FTSE Suffers All-Time Worst Year

by Peter Wakeford
Posted by Hannah on 2 January 2009
FTSE Suffers All-Time Worst Year

The index dropped by over 30 percent in 2008, end of year figures show.

The FTSE 100 suffered an all-time record fall in 2008, as the global credit crunch turned into a banking crisis - and led to a severe economic downturn.

Closing early at 12.30pm on New Year's Eve, the London Stock Exchange's flagship index stood at 4,434 points - gaining 0.94 percent during the day. However, the FTSE stood at 31 percent lower than it did on New Year's Eve 2007, when it closed at 6,457 points.

This is the worst annual fall since the exchange's inception in 1984, meaning that the annual effects of the crunch have been worse than that of Black Monday in 1987, the recession of the early 1990s - during which the UK crashed out of the Exchange Rate Mechanism - and the bursting of the dotcom bubble of the early 2000s.

Still worse falls have been experienced on other stock exchanges - with indices retreating by roughly 50 percent globally since the onset of the financial crisis.

The worst weeks of the year came in September and October, following the collapse of US investment bank Lehman Brothers and the rapid-fire nationalisations of insurer AIG and mortgage lenders Fannie Mae and Freddie Mac.
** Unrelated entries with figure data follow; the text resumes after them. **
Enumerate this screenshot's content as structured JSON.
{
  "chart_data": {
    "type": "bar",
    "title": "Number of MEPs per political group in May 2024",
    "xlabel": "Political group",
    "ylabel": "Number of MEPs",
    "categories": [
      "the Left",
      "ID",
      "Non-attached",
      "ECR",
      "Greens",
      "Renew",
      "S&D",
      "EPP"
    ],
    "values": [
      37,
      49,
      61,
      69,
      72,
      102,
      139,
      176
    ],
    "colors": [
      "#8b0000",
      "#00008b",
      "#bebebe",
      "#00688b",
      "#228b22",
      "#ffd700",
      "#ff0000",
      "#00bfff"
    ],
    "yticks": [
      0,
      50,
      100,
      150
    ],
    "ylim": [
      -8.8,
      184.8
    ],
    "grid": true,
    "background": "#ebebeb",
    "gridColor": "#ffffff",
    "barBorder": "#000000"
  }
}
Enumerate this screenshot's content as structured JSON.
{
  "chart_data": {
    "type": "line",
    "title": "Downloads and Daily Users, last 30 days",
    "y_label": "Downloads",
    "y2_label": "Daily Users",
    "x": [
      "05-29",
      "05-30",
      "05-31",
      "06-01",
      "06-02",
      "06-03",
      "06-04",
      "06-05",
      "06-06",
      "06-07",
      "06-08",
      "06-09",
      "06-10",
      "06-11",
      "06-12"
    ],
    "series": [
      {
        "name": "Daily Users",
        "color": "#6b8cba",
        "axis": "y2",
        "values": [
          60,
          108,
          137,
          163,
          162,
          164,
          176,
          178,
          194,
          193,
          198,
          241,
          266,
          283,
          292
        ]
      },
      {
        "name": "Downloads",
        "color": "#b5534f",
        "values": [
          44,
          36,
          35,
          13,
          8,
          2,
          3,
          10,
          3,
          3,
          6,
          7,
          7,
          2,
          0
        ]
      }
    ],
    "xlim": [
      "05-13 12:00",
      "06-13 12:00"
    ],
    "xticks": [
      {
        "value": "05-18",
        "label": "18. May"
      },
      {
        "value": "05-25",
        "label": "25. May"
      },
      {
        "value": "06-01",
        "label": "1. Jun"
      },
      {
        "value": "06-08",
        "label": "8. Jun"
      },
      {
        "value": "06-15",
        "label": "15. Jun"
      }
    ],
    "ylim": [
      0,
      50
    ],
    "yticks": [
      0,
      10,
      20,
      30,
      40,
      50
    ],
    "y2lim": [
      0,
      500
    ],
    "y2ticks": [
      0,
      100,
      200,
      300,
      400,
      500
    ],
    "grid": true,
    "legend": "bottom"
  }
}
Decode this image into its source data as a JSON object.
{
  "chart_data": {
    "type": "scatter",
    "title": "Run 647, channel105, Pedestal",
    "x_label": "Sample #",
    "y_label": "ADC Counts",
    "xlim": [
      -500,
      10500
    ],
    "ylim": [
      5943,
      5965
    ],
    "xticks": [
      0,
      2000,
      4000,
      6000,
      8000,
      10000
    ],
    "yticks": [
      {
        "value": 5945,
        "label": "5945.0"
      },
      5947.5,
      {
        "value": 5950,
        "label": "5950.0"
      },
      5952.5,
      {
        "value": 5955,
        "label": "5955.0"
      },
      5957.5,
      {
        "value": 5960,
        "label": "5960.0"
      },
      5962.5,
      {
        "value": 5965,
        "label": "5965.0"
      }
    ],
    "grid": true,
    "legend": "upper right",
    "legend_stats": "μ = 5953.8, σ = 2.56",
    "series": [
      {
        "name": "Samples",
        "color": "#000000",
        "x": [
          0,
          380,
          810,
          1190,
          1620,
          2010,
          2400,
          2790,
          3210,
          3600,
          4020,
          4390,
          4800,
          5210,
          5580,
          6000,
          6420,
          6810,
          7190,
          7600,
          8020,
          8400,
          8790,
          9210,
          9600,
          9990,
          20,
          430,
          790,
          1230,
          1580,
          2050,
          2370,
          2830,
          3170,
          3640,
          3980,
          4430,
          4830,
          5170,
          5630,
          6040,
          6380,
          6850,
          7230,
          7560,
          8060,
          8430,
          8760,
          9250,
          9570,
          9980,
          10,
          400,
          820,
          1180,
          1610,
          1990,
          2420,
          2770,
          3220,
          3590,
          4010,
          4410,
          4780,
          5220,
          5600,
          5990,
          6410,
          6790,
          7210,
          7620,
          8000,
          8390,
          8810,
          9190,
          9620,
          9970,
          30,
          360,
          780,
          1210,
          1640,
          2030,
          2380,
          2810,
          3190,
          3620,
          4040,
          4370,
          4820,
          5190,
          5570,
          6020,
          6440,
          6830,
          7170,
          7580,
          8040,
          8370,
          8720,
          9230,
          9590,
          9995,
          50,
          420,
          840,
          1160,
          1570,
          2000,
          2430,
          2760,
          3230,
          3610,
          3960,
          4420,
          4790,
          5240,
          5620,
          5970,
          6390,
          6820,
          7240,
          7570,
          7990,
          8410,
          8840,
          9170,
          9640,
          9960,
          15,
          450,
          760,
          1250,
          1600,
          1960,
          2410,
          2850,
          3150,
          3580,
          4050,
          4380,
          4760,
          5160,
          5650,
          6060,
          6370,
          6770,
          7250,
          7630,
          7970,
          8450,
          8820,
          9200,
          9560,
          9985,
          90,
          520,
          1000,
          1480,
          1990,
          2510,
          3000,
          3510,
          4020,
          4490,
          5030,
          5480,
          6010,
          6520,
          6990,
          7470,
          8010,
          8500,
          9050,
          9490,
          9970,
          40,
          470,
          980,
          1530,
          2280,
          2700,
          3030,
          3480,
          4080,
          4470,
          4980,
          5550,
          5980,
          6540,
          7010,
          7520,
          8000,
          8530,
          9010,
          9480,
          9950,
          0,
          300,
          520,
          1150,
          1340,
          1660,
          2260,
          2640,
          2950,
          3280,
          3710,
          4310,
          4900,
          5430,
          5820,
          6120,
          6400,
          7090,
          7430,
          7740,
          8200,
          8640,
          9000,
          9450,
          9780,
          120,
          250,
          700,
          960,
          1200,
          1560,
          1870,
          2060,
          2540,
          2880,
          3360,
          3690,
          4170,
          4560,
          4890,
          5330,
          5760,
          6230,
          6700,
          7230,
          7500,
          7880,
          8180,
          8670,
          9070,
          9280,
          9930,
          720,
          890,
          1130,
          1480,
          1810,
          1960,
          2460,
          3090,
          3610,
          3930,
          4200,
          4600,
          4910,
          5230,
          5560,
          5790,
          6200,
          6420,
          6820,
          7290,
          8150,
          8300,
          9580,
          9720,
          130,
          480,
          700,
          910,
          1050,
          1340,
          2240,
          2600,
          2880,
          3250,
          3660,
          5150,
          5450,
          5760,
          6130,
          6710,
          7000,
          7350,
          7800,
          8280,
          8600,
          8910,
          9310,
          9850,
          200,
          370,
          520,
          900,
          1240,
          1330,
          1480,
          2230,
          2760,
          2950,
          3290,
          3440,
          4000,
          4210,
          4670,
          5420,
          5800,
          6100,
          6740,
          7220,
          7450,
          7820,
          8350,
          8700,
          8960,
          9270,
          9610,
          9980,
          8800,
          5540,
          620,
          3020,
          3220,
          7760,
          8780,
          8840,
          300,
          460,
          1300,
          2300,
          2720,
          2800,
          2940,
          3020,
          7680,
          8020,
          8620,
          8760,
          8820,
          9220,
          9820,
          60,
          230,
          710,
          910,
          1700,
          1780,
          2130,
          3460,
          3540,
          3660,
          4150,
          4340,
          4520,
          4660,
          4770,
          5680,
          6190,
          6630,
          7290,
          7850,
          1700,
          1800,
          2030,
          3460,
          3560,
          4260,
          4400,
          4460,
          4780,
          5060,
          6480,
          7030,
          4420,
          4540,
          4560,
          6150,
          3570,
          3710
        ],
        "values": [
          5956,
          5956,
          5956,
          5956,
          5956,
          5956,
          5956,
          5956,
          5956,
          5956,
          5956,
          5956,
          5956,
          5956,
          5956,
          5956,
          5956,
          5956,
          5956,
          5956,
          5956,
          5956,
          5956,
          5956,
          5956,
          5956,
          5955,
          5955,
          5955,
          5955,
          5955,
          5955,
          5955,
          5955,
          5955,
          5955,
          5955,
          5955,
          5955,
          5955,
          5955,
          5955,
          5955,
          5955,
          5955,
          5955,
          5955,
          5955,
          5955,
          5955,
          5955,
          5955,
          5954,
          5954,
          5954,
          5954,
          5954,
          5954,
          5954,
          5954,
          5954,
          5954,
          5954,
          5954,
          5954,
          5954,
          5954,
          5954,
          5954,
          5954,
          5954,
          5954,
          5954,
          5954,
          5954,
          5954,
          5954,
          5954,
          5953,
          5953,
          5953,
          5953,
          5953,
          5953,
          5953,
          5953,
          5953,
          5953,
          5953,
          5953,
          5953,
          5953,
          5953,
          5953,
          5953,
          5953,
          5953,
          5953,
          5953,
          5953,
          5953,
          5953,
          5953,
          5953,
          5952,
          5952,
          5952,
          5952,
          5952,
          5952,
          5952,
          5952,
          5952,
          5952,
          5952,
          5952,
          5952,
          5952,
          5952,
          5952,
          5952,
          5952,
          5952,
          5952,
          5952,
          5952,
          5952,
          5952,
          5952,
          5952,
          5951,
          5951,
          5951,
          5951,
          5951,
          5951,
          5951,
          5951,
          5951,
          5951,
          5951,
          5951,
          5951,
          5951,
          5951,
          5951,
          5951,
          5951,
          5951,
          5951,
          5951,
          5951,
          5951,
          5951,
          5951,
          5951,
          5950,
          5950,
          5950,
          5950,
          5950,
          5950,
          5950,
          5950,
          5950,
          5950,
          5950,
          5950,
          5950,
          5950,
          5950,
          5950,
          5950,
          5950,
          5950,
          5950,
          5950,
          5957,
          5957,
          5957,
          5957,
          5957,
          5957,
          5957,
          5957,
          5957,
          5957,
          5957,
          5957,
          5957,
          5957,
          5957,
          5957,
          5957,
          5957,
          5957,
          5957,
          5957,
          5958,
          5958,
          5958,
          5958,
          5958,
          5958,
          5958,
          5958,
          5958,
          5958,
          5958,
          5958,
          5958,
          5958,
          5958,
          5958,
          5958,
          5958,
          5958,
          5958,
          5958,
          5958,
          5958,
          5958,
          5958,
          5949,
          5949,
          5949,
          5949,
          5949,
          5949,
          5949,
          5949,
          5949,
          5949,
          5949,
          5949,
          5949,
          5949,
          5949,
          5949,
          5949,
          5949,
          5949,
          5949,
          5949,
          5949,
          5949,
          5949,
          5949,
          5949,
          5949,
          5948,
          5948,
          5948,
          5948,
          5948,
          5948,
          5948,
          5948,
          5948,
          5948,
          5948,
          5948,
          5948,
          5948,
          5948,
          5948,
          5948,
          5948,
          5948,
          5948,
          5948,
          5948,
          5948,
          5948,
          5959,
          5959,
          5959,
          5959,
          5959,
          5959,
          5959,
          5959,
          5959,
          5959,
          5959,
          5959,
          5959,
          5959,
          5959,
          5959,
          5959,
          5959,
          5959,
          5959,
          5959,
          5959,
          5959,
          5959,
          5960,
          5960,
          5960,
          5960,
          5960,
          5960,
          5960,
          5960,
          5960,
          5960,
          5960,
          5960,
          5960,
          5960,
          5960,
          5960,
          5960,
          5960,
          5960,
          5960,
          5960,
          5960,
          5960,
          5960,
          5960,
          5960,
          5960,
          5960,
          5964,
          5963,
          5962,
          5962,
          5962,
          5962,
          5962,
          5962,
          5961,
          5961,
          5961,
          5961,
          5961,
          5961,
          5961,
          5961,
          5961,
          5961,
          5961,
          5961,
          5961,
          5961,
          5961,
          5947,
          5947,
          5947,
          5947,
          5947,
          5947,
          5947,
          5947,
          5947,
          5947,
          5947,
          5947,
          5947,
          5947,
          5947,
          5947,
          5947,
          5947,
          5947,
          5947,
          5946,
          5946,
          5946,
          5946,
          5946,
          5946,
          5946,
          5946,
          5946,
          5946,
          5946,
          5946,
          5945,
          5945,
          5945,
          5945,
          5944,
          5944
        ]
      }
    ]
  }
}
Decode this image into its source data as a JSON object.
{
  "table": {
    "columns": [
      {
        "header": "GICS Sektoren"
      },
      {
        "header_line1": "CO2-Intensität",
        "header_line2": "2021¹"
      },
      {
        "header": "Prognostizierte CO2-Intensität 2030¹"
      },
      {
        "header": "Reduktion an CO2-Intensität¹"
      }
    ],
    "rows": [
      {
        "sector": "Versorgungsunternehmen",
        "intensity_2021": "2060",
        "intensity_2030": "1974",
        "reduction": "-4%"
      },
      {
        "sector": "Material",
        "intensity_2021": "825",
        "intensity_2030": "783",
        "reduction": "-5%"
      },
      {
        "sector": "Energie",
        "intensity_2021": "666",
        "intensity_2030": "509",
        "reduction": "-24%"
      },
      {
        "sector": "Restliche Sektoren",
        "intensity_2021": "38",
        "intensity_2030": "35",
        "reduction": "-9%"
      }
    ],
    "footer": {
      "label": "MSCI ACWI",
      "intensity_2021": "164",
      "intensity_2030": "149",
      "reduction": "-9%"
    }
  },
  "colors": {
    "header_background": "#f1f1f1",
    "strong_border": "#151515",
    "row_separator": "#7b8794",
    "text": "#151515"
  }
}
A seeming run on the global banking system as a whole saw the FTSE drop by over 20 percent in a five-day period in early October.

However, the announcement of bank rescue schemes from various world governments alleviated the downturn in the equities markets over the following weeks.

Speaking to the BBC after the year of turmoil, Dirk Mueller of MWB Fairtrading was reluctant to make any 2009 forecasts. "I believe that we will have a lot of problems next year and much deeper prices than this year," he commented. "But where we will be at the end of the year, absolutely no clue."